My Great-Aunt Evelyn lived to be close to 90. My grandmother, Thelma, was two years older than Evelyn. Thelma lived to be 95. Both of them were outdone by the eldest child, my Great-Aunt Elva, who lived to be 102 or 103. She was the most evil in a family of sweet people. On the one hand, you have to wonder why she should get to live so long. On the other hand, given how she lived the last eight or so years of her life, you don’t wonder it so much.
This is not a story about the evil Elva, though. This is a story about the sprightly, quite forgetful Evelyn. I had the pleasure of seeing the three sisters a number of times when I first graduated from college. I lived in Massachusetts for about a year, and that’s where my grandma (Thelma) and Elva lived. We would take road trips to visit Evelyn in New Hampshire, or she would somehow find her way down to stay with Elva or Thelma, and I would see them all together then.
When my father died several years later, I saw the three sisters at least once a year, making the trek from California to Massachusetts to try to step in for Thelma’s dead son, my dad. They were a hoot together. Well, a “hoot” if you enjoyed sibling dissatisfaction never subsiding well into old age. Each was set in her own ways, and any disruption would cause noses to be bent out of the shape. But when one could barely hear (Elva) and one could barely remember from one moment to the next (Evelyn), the hardiest of the three, my dear Thelma, ruled the roost.
I’m sure Evelyn had lived on her own for some time before moving into a senior housing high-rise in New Hampshire. I don’t recall her house, but I can remember her apartment. She seemed to be thriving there at first. She even hooked up with the very suave Armand. They appeared to love each other, in that well-into-their-eighties style. Meeting for community breakfasts, lunches, dinners, card games, bingo, etc. He cared for her and was adrift when she had her stroke. [When she ultimately died, he mourned briefly and then took up with another needy old woman.
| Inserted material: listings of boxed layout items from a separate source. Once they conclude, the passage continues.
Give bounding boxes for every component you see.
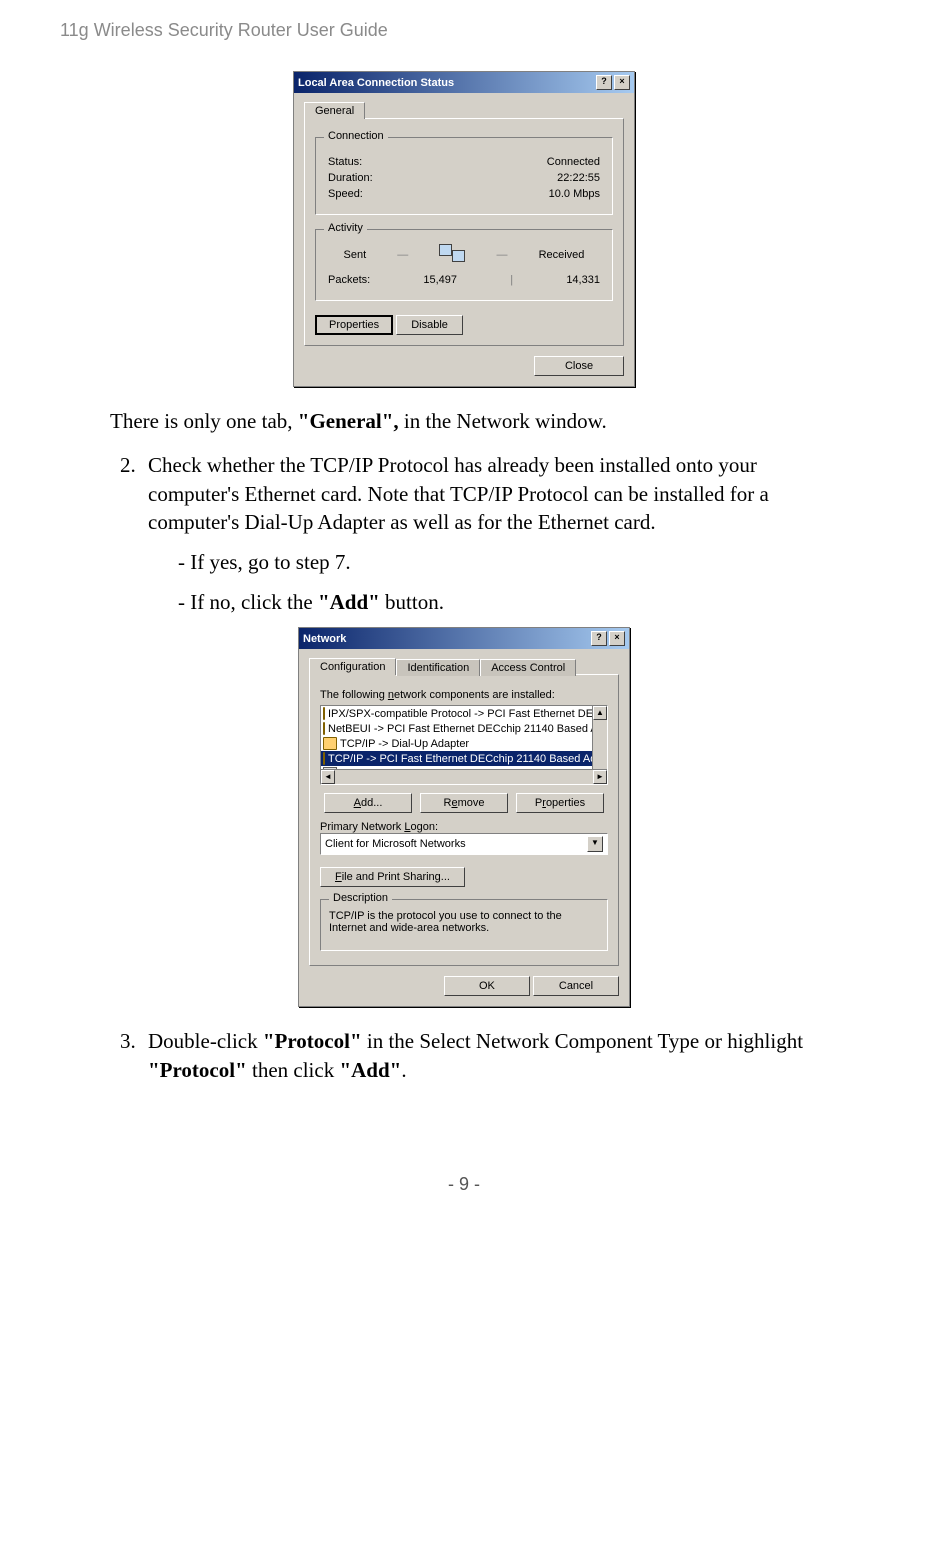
duration-value: 22:22:55 xyxy=(557,172,600,184)
ok-button[interactable]: OK xyxy=(444,976,530,996)
disable-button[interactable]: Disable xyxy=(396,315,463,335)
network-icon xyxy=(439,244,465,266)
cancel-button[interactable]: Cancel xyxy=(533,976,619,996)
packets-label: Packets: xyxy=(328,274,370,286)
components-label: The following network components are ins… xyxy=(320,689,608,701)
list-item-selected[interactable]: TCP/IP -> PCI Fast Ethernet DECchip 2114… xyxy=(321,751,607,766)
dialog-title: Network xyxy=(303,633,346,645)
tab-general[interactable]: General xyxy=(304,102,365,119)
packets-received: 14,331 xyxy=(566,274,600,286)
tab-configuration[interactable]: Configuration xyxy=(309,658,396,675)
list-item[interactable]: IPX/SPX-compatible Protocol -> PCI Fast … xyxy=(321,706,607,721)
sent-label: Sent xyxy=(344,249,367,261)
step-2-sub-yes: - If yes, go to step 7. xyxy=(178,548,868,577)
protocol-icon xyxy=(323,722,325,735)
chevron-down-icon[interactable]: ▼ xyxy=(587,836,603,852)
logon-label: Primary Network Logon: xyxy=(320,821,608,833)
add-button[interactable]: Add... xyxy=(324,793,412,813)
step-2-sub-no: - If no, click the "Add" button. xyxy=(178,588,868,617)
protocol-icon xyxy=(323,707,325,720)
page-header: 11g Wireless Security Router User Guide xyxy=(60,20,868,41)
page-number: - 9 - xyxy=(60,1174,868,1195)
duration-label: Duration: xyxy=(328,172,373,184)
list-item[interactable]: TCP/IP -> Dial-Up Adapter xyxy=(321,736,607,751)
received-label: Received xyxy=(539,249,585,261)
properties-button[interactable]: Properties xyxy=(516,793,604,813)
connection-group: Status: Connected Duration: 22:22:55 Speed… xyxy=(315,137,613,215)
logon-combo[interactable]: Client for Microsoft Networks ▼ xyxy=(320,833,608,855)
text-general-tab: There is only one tab, "General", in the… xyxy=(110,407,818,435)
remove-button[interactable]: Remove xyxy=(420,793,508,813)
properties-button[interactable]: Properties xyxy=(315,315,393,335)
dialog-titlebar: Local Area Connection Status ? × xyxy=(294,72,634,93)
components-listbox[interactable]: IPX/SPX-compatible Protocol -> PCI Fast … xyxy=(320,705,608,785)
dialog-title: Local Area Connection Status xyxy=(298,77,454,89)
network-dialog: Network ? × ConfigurationIdentificationA… xyxy=(298,627,630,1007)
scroll-right-icon[interactable]: ► xyxy=(593,770,607,784)
description-group: TCP/IP is the protocol you use to connec… xyxy=(320,899,608,951)
step-3: 3. Double-click "Protocol" in the Select… xyxy=(120,1027,838,1084)
protocol-icon xyxy=(323,752,325,765)
dialog-titlebar: Network ? × xyxy=(299,628,629,649)
status-value: Connected xyxy=(547,156,600,168)
description-text: TCP/IP is the protocol you use to connec… xyxy=(329,910,599,934)
list-item[interactable]: NetBEUI -> PCI Fast Ethernet DECchip 211… xyxy=(321,721,607,736)
close-dialog-button[interactable]: Close xyxy=(534,356,624,376)
close-button[interactable]: × xyxy=(609,631,625,646)
tab-access-control[interactable]: Access Control xyxy=(480,659,576,676)
vertical-scrollbar[interactable]: ▲ xyxy=(592,706,607,770)
speed-label: Speed: xyxy=(328,188,363,200)
horizontal-scrollbar[interactable]: ◄► xyxy=(321,769,607,784)
step-2: 2. Check whether the TCP/IP Protocol has… xyxy=(120,451,838,536)
help-button[interactable]: ? xyxy=(596,75,612,90)
packets-sent: 15,497 xyxy=(423,274,457,286)
protocol-icon xyxy=(323,737,337,750)
tab-identification[interactable]: Identification xyxy=(396,659,480,676)
help-button[interactable]: ? xyxy=(591,631,607,646)
activity-group: Sent — — Received Packets: 15,497 | 14,3… xyxy=(315,229,613,301)
scroll-up-icon[interactable]: ▲ xyxy=(593,706,607,720)
connection-status-dialog: Local Area Connection Status ? × General… xyxy=(293,71,635,387)
scroll-left-icon[interactable]: ◄ xyxy=(321,770,335,784)
speed-value: 10.0 Mbps xyxy=(549,188,600,200)
close-button[interactable]: × xyxy=(614,75,630,90)
file-print-sharing-button[interactable]: File and Print Sharing... xyxy=(320,867,465,887)
status-label: Status: xyxy=(328,156,362,168)
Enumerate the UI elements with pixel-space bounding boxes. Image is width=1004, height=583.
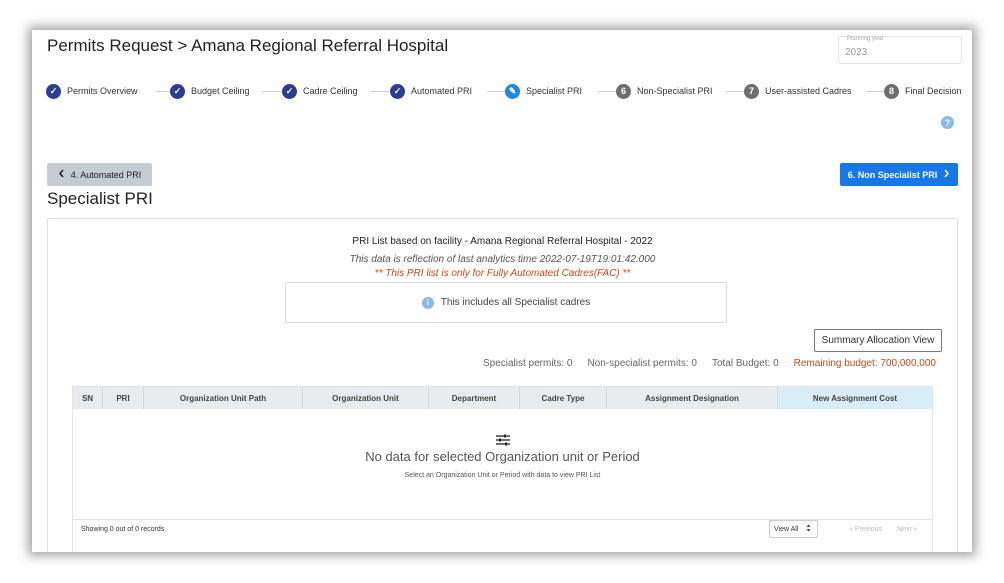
next-page-button[interactable]: Next » bbox=[897, 526, 917, 533]
column-header-department[interactable]: Department bbox=[429, 387, 520, 409]
step-specialist-pri[interactable]: ✎ Specialist PRI bbox=[505, 83, 582, 99]
previous-page-button[interactable]: « Previous bbox=[849, 526, 882, 533]
step-number: 6 bbox=[616, 83, 631, 99]
pri-panel: PRI List based on facility - Amana Regio… bbox=[47, 218, 958, 552]
remaining-budget: Remaining budget: 700,000,000 bbox=[793, 358, 936, 369]
step-number: 8 bbox=[884, 83, 899, 99]
column-header-assignment-designation[interactable]: Assignment Designation bbox=[607, 387, 778, 409]
step-label: Permits Overview bbox=[67, 86, 138, 96]
empty-state-subtitle: Select an Organization Unit or Period wi… bbox=[404, 472, 601, 479]
check-icon: ✓ bbox=[390, 83, 405, 99]
question-icon[interactable]: ? bbox=[941, 116, 954, 129]
step-label: Cadre Ceiling bbox=[303, 86, 358, 96]
permit-stats: Specialist permits: 0 Non-specialist per… bbox=[483, 358, 936, 369]
sliders-icon bbox=[73, 434, 932, 449]
next-button-label: 6. Non Specialist PRI bbox=[847, 169, 938, 180]
check-icon: ✓ bbox=[282, 83, 297, 99]
step-label: Non-Specialist PRI bbox=[637, 86, 713, 96]
pagination: « Previous Next » bbox=[849, 526, 917, 533]
chevron-right-icon bbox=[943, 169, 950, 180]
specialist-permits: Specialist permits: 0 bbox=[482, 358, 573, 369]
pri-table: SN PRI Organization Unit Path Organizati… bbox=[72, 386, 933, 552]
stepper: ✓ Permits Overview ✓ Budget Ceiling ✓ Ca… bbox=[46, 83, 966, 101]
step-final-decision[interactable]: 8 Final Decision bbox=[884, 83, 962, 99]
step-label: Specialist PRI bbox=[526, 86, 583, 96]
step-user-assisted-cadres[interactable]: 7 User-assisted Cadres bbox=[744, 83, 852, 99]
step-cadre-ceiling[interactable]: ✓ Cadre Ceiling bbox=[282, 83, 358, 99]
page-size-value: View All bbox=[774, 525, 799, 533]
back-automated-pri-button[interactable]: 4. Automated PRI bbox=[47, 163, 152, 186]
info-text: This includes all Specialist cadres bbox=[440, 297, 591, 308]
info-box: i This includes all Specialist cadres bbox=[285, 282, 727, 323]
planning-year-value: 2023 bbox=[845, 47, 868, 58]
step-budget-ceiling[interactable]: ✓ Budget Ceiling bbox=[170, 83, 250, 99]
step-permits-overview[interactable]: ✓ Permits Overview bbox=[46, 83, 138, 99]
analytics-note: This data is reflection of last analytic… bbox=[349, 254, 656, 265]
step-label: User-assisted Cadres bbox=[765, 86, 852, 96]
step-automated-pri[interactable]: ✓ Automated PRI bbox=[390, 83, 472, 99]
step-connector bbox=[262, 91, 282, 92]
step-number: 7 bbox=[744, 83, 759, 99]
column-header-org-unit-path[interactable]: Organization Unit Path bbox=[144, 387, 303, 409]
info-icon: i bbox=[421, 296, 434, 309]
chevron-left-icon bbox=[58, 169, 65, 180]
step-connector bbox=[370, 91, 390, 92]
table-header: SN PRI Organization Unit Path Organizati… bbox=[73, 387, 932, 409]
check-icon: ✓ bbox=[46, 83, 61, 99]
page-title: Permits Request > Amana Regional Referra… bbox=[47, 36, 449, 55]
pri-list-title: PRI List based on facility - Amana Regio… bbox=[352, 236, 653, 247]
non-specialist-permits: Non-specialist permits: 0 bbox=[587, 358, 697, 369]
step-connector bbox=[487, 91, 505, 92]
summary-allocation-view-button[interactable]: Summary Allocation View bbox=[814, 329, 942, 352]
column-header-sn[interactable]: SN bbox=[73, 387, 103, 409]
column-header-new-assignment-cost[interactable]: New Assignment Cost bbox=[778, 387, 932, 409]
step-non-specialist-pri[interactable]: 6 Non-Specialist PRI bbox=[616, 83, 713, 99]
empty-state-title: No data for selected Organization unit o… bbox=[365, 449, 640, 464]
sort-arrows-icon bbox=[806, 524, 811, 534]
app-window: Permits Request > Amana Regional Referra… bbox=[32, 30, 972, 552]
planning-year-label: Planning year bbox=[847, 36, 884, 42]
fac-warning: ** This PRI list is only for Fully Autom… bbox=[374, 268, 631, 279]
step-connector bbox=[866, 91, 884, 92]
step-label: Budget Ceiling bbox=[191, 86, 250, 96]
column-header-org-unit[interactable]: Organization Unit bbox=[303, 387, 429, 409]
back-button-label: 4. Automated PRI bbox=[70, 169, 142, 180]
step-label: Automated PRI bbox=[411, 86, 473, 96]
step-label: Final Decision bbox=[905, 86, 962, 96]
column-header-cadre-type[interactable]: Cadre Type bbox=[520, 387, 607, 409]
next-non-specialist-pri-button[interactable]: 6. Non Specialist PRI bbox=[840, 163, 958, 186]
planning-year-field[interactable]: Planning year 2023 bbox=[838, 36, 962, 64]
step-connector bbox=[726, 91, 744, 92]
page-size-select[interactable]: View All bbox=[769, 520, 818, 538]
total-budget: Total Budget: 0 bbox=[711, 358, 779, 369]
step-connector bbox=[598, 91, 616, 92]
records-count: Showing 0 out of 0 records bbox=[81, 526, 165, 533]
section-heading: Specialist PRI bbox=[47, 189, 153, 208]
column-header-pri[interactable]: PRI bbox=[103, 387, 144, 409]
pencil-icon: ✎ bbox=[505, 83, 520, 99]
check-icon: ✓ bbox=[170, 83, 185, 99]
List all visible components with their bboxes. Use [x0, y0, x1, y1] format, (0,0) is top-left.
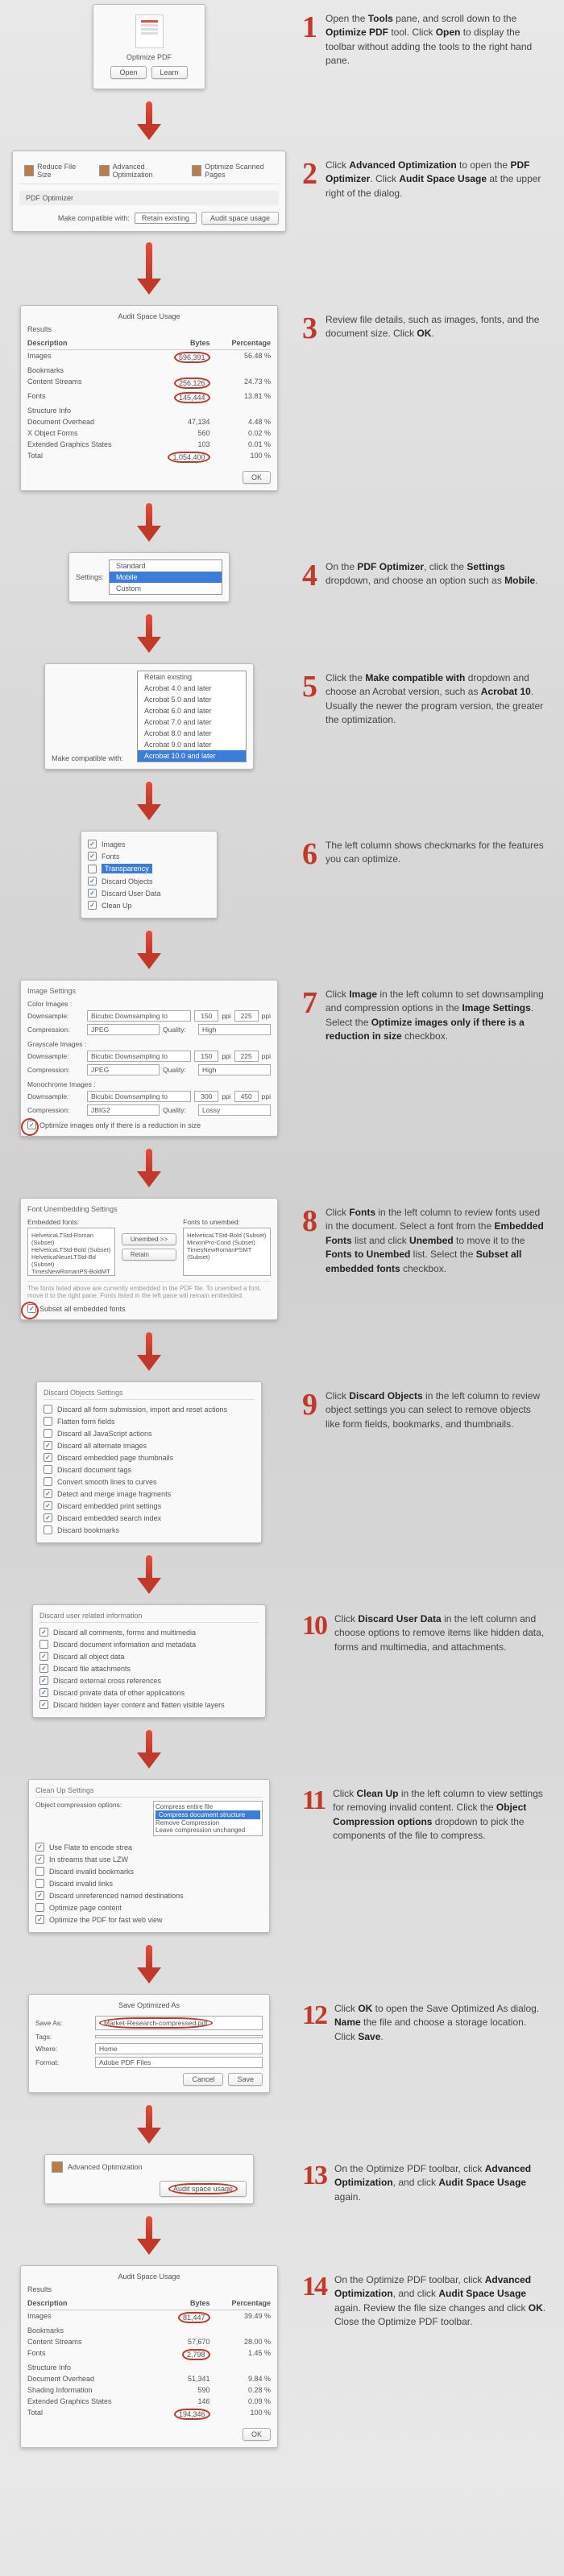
step-number: 7	[302, 988, 317, 1018]
step-text: Click Fonts in the left column to review…	[326, 1206, 548, 1276]
step-number: 13	[302, 2162, 326, 2190]
step-number: 10	[302, 1612, 326, 1640]
settings-dropdown[interactable]: StandardMobileCustom	[109, 559, 222, 595]
step-number: 14	[302, 2273, 326, 2301]
compression-options-dropdown[interactable]: Compress entire fileCompress document st…	[153, 1801, 263, 1836]
open-button[interactable]: Open	[110, 66, 146, 79]
embedded-fonts-list[interactable]: HelveticaLTStd-Roman (Subset)HelveticaLT…	[27, 1228, 115, 1276]
optimize-reduce-checkbox[interactable]	[27, 1121, 36, 1129]
step-text: Click Clean Up in the left column to vie…	[333, 1787, 548, 1843]
step-number: 12	[302, 2002, 326, 2029]
step-number: 11	[302, 1787, 325, 1814]
settings-dropdown-panel: Settings: StandardMobileCustom	[68, 552, 230, 602]
step-number: 2	[302, 159, 317, 189]
reduce-file-size[interactable]: Reduce File Size	[24, 163, 83, 179]
tool-title: Optimize PDF	[103, 53, 195, 61]
step-number: 8	[302, 1206, 317, 1236]
pdf-icon	[135, 14, 164, 48]
step-number: 4	[302, 560, 317, 591]
step-number: 3	[302, 313, 317, 344]
feature-checklist: ImagesFontsTransparencyDiscard ObjectsDi…	[81, 831, 218, 919]
results-label: Results	[27, 325, 271, 333]
step-text: Click Advanced Optimization to open the …	[326, 159, 548, 200]
step-text: Click OK to open the Save Optimized As d…	[334, 2002, 548, 2044]
audit-space-button[interactable]: Audit space usage	[201, 212, 279, 225]
ok-button[interactable]: OK	[243, 2428, 271, 2441]
optimizer-header: PDF Optimizer	[19, 191, 279, 205]
audit-button[interactable]: Audit space usage	[160, 2181, 247, 2197]
step-text: Click Image in the left column to set do…	[326, 988, 548, 1044]
step-text: The left column shows checkmarks for the…	[326, 839, 548, 867]
cancel-button[interactable]: Cancel	[183, 2073, 223, 2086]
step-number: 6	[302, 839, 317, 869]
subset-fonts-checkbox[interactable]	[27, 1304, 36, 1313]
settings-label: Settings:	[76, 573, 104, 581]
unembed-button[interactable]: Unembed >>	[122, 1233, 176, 1245]
format-select[interactable]: Adobe PDF Files	[95, 2057, 263, 2068]
compat-label: Make compatible with:	[58, 214, 130, 222]
step-text: On the Optimize PDF toolbar, click Advan…	[334, 2273, 548, 2330]
save-optimized-dialog: Save Optimized As Save As:Market-Researc…	[28, 1994, 270, 2093]
unembed-fonts-list[interactable]: HelveticaLTStd-Bold (Subset)MinionPro-Co…	[183, 1228, 271, 1276]
discard-objects-panel: Discard Objects Settings Discard all for…	[36, 1381, 262, 1543]
learn-button[interactable]: Learn	[151, 66, 188, 79]
ok-button[interactable]: OK	[243, 471, 271, 484]
advanced-optimization[interactable]: Advanced Optimization	[99, 163, 175, 179]
step-text: Click Discard Objects in the left column…	[326, 1389, 548, 1431]
step-number: 9	[302, 1389, 317, 1420]
optimize-pdf-tool: Optimize PDF Open Learn	[93, 4, 205, 89]
compat-label: Make compatible with:	[52, 754, 132, 762]
cleanup-panel: Clean Up Settings Object compression opt…	[28, 1779, 270, 1933]
audit-space-dialog: Audit Space Usage Results DescriptionByt…	[20, 305, 278, 491]
step-number: 5	[302, 671, 317, 702]
retain-button[interactable]: Retain	[122, 1249, 176, 1261]
step-number: 1	[302, 12, 317, 43]
step-text: Review file details, such as images, fon…	[326, 313, 548, 341]
optimize-scanned[interactable]: Optimize Scanned Pages	[192, 163, 274, 179]
step-text: On the Optimize PDF toolbar, click Advan…	[334, 2162, 548, 2204]
compat-select[interactable]: Retain existing	[135, 213, 197, 224]
dialog-title: Audit Space Usage	[27, 312, 271, 320]
image-settings-panel: Image Settings Color Images :Downsample:…	[20, 980, 278, 1137]
step-text: Click Discard User Data in the left colu…	[334, 1612, 548, 1654]
audit-table: DescriptionBytesPercentage Images596,391…	[27, 336, 271, 464]
optimizer-toolbar-repeat: Advanced Optimization Audit space usage	[44, 2154, 254, 2204]
tags-input[interactable]	[95, 2035, 263, 2038]
where-select[interactable]: Home	[95, 2043, 263, 2054]
step-text: On the PDF Optimizer, click the Settings…	[326, 560, 548, 588]
adv-opt-button[interactable]: Advanced Optimization	[68, 2163, 143, 2171]
audit-table: DescriptionBytesPercentage Images81,4473…	[27, 2297, 271, 2421]
audit-space-dialog-2: Audit Space Usage Results DescriptionByt…	[20, 2265, 278, 2448]
fonts-panel: Font Unembedding Settings Embedded fonts…	[20, 1198, 278, 1320]
filename-input[interactable]: Market-Research-compressed.pdf	[95, 2016, 263, 2030]
pdf-optimizer-toolbar: Reduce File Size Advanced Optimization O…	[12, 151, 286, 232]
step-text: Click the Make compatible with dropdown …	[326, 671, 548, 728]
discard-user-data-panel: Discard user related information Discard…	[32, 1604, 266, 1718]
compat-dropdown[interactable]: Retain existingAcrobat 4.0 and laterAcro…	[137, 671, 247, 762]
save-button[interactable]: Save	[228, 2073, 263, 2086]
step-text: Open the Tools pane, and scroll down to …	[326, 12, 548, 68]
compat-dropdown-panel: Make compatible with: Retain existingAcr…	[44, 663, 254, 770]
It was his calling. And he was fortunate to have in his favor the overwhelming ratio of women to men at that age.]
I went to visit Evelyn after her stroke. She looked just as I always thought she looked. She was healthy as she always was. She should have been able to recover and go on. But that wasn’t what happened. One thing she lost was her ability to communicate her needs. She couldn’t even indicate “yes” or “no.” Her frustration was so damn evident. Decades later, I can see her clearly.
And I can hear her, too. She was able to say just two words. They were her signature words, too. She’d said them her whole life. She had said them so much throughout her life that they were her only two words near the end of her life, and she said them again and again. They weren’t the names of her sisters or her children or her dead husband or her boyfriend.
Seeing her at the end of her life, hearing her at the end of her life, I walked away hoping I don’t find my end in the same way. Given how much I curse, I know that, if I were to find myself where she was, those around me would hear much harsher words than “Oh bother!”